I personally felt that it wasn't good to show up in front of a classroom full of kids who were bright eyed and bushy tailed and already feeling like I just don't want to be there on the first day. I just didn't sit well with me to show up like that. And so I thought it was better to work out a way to get out. So that's how I started doing the Masters. And then from that, we did a bit of coaching in there and I loved that so I did the coaching qualification, uh, and I already had a business from before, but I kind of ramped it up again and started doing coaching.
And I've created a space for my clients too. So when they look at, in my background, I've got plants and pictures on the wall, and it's a really lovely sort of open creative space where we get to co-create that future and it's calming.
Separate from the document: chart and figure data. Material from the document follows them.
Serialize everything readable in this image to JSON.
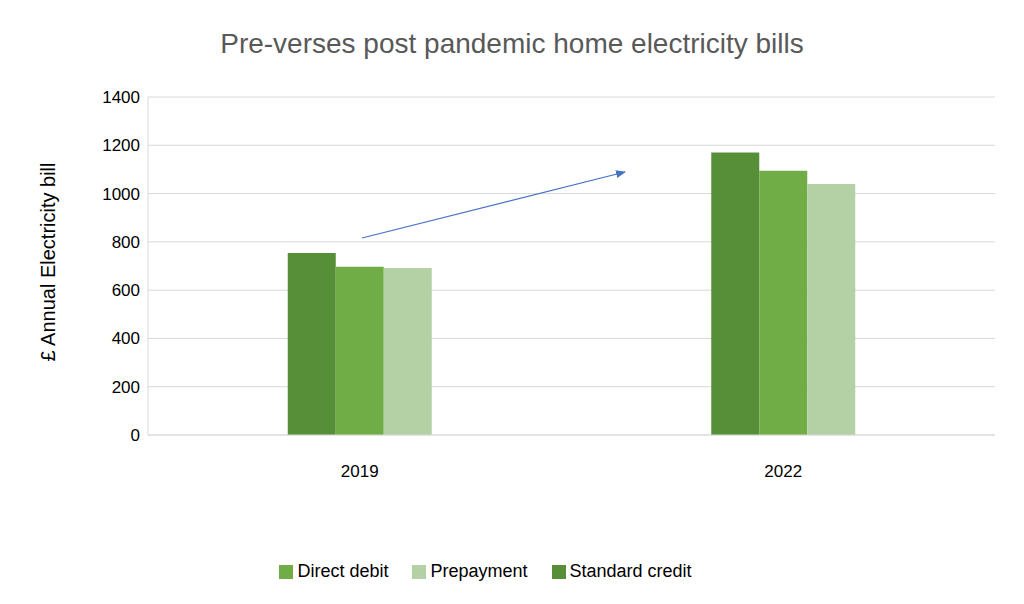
{
  "chart_data": {
    "type": "bar",
    "title": "Pre-verses post pandemic home electricity bills",
    "y_label": "£ Annual Electricity bill",
    "categories": [
      "2019",
      "2022"
    ],
    "series": [
      {
        "name": "Standard credit",
        "color": "#578e38",
        "values": [
          754,
          1170
        ]
      },
      {
        "name": "Direct debit",
        "color": "#70ad47",
        "values": [
          697,
          1095
        ]
      },
      {
        "name": "Prepayment",
        "color": "#b4d0a5",
        "values": [
          692,
          1040
        ]
      }
    ],
    "ylim": [
      0,
      1400
    ],
    "yticks": [
      0,
      200,
      400,
      600,
      800,
      1000,
      1200,
      1400
    ],
    "grid": true,
    "legend": "bottom"
  }
}
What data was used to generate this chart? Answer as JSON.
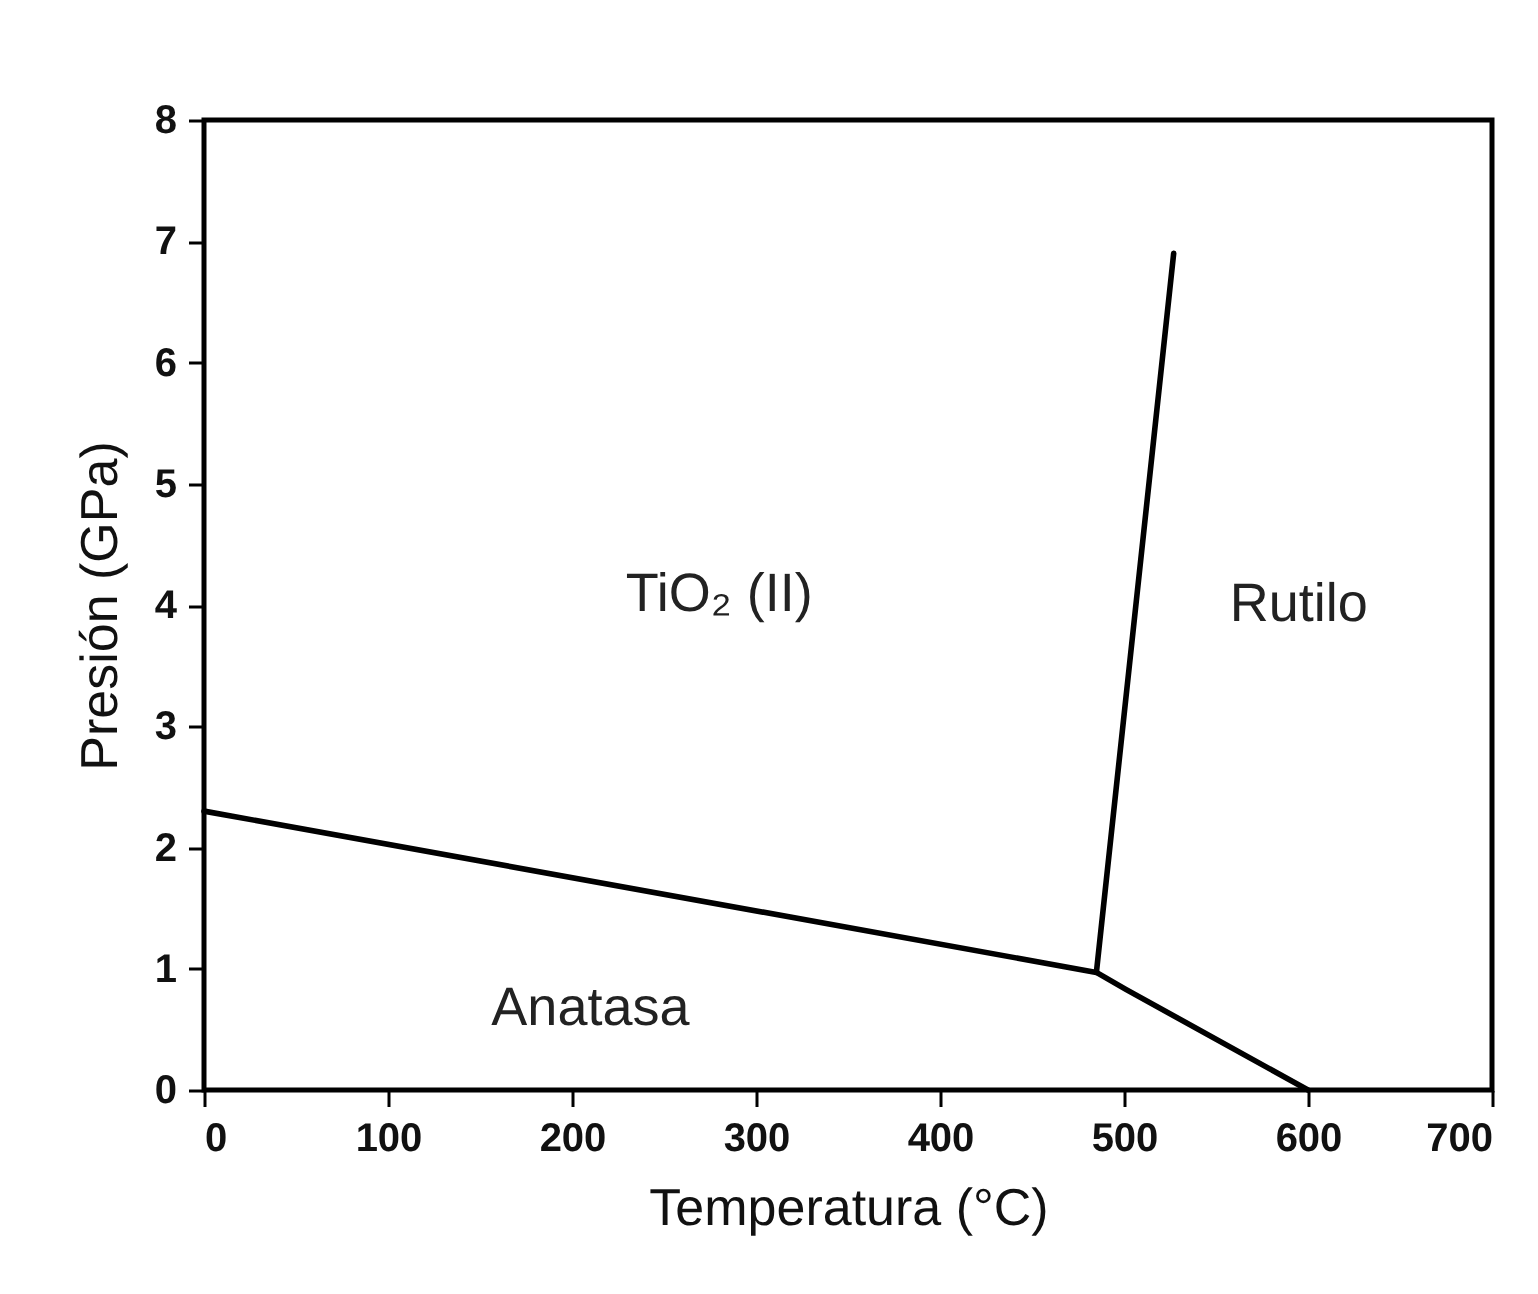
{
  "chart_data": {
    "type": "line",
    "xlabel": "Temperatura (°C)",
    "ylabel": "Presión (GPa)",
    "series": [
      {
        "color": "#000000",
        "x": [
          0,
          485,
          501,
          600
        ],
        "values": [
          2.3,
          0.97,
          0.83,
          0
        ]
      },
      {
        "color": "#000000",
        "x": [
          485,
          527
        ],
        "values": [
          0.97,
          6.9
        ]
      }
    ],
    "xlim": [
      0,
      700
    ],
    "ylim": [
      0,
      8
    ],
    "xticks": [
      0,
      100,
      200,
      300,
      400,
      500,
      600,
      700
    ],
    "yticks": [
      0,
      1,
      2,
      3,
      4,
      5,
      6,
      7,
      8
    ],
    "grid": false,
    "marker": "none",
    "line_style": "solid",
    "annotations": [
      "TiO₂ (II)",
      "Rutilo",
      "Anatasa"
    ]
  }
}
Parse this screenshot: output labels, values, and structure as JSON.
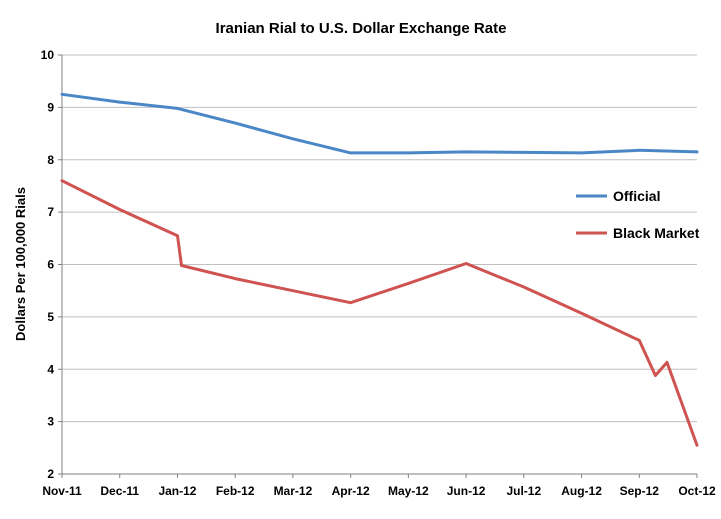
{
  "chart": {
    "title": "Iranian Rial to U.S. Dollar Exchange Rate",
    "ylabel": "Dollars Per 100,000 Rials"
  },
  "chart_data": {
    "type": "line",
    "title": "Iranian Rial to U.S. Dollar Exchange Rate",
    "xlabel": "",
    "ylabel": "Dollars Per 100,000 Rials",
    "ylim": [
      2,
      10
    ],
    "ytick_step": 1,
    "grid": "horizontal",
    "legend_position": "inside-right-middle",
    "categories": [
      "Nov-11",
      "Dec-11",
      "Jan-12",
      "Feb-12",
      "Mar-12",
      "Apr-12",
      "May-12",
      "Jun-12",
      "Jul-12",
      "Aug-12",
      "Sep-12",
      "Oct-12"
    ],
    "colors": {
      "official": "#4A87C6",
      "black_market": "#CF5350",
      "gridline": "#C0C0C0",
      "axis": "#808080"
    },
    "series": [
      {
        "name": "Official",
        "color": "#4A87C6",
        "points": [
          [
            0,
            9.25
          ],
          [
            1,
            9.1
          ],
          [
            2,
            8.98
          ],
          [
            3,
            8.7
          ],
          [
            4,
            8.4
          ],
          [
            5,
            8.13
          ],
          [
            6,
            8.13
          ],
          [
            7,
            8.15
          ],
          [
            8,
            8.14
          ],
          [
            9,
            8.13
          ],
          [
            10,
            8.18
          ],
          [
            11,
            8.15
          ]
        ]
      },
      {
        "name": "Black Market",
        "color": "#CF5350",
        "points": [
          [
            0,
            7.6
          ],
          [
            1,
            7.05
          ],
          [
            2,
            6.55
          ],
          [
            2.07,
            5.98
          ],
          [
            3,
            5.73
          ],
          [
            4,
            5.5
          ],
          [
            5,
            5.27
          ],
          [
            6,
            5.64
          ],
          [
            7,
            6.02
          ],
          [
            8,
            5.57
          ],
          [
            9,
            5.07
          ],
          [
            10,
            4.55
          ],
          [
            10.28,
            3.88
          ],
          [
            10.48,
            4.13
          ],
          [
            11,
            2.55
          ]
        ]
      }
    ]
  }
}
You know, a lot of people get innovation confused and you know, innovation doesn't, it's not about finding something that's never, ever been done before. It's innovating your sector doing something differently. And in fact, often as I said earlier, the familiar is easier to market as well. So if you go and I've been down this road, let me tell you where you've got something that's so obscure that you know is a really, really good idea and it may well be, but innovation is only when someone starts buying it and they totally get into it. But you've got to start with baby steps and get your idea. And first separate yourself, get out whatever industry you're out doing now.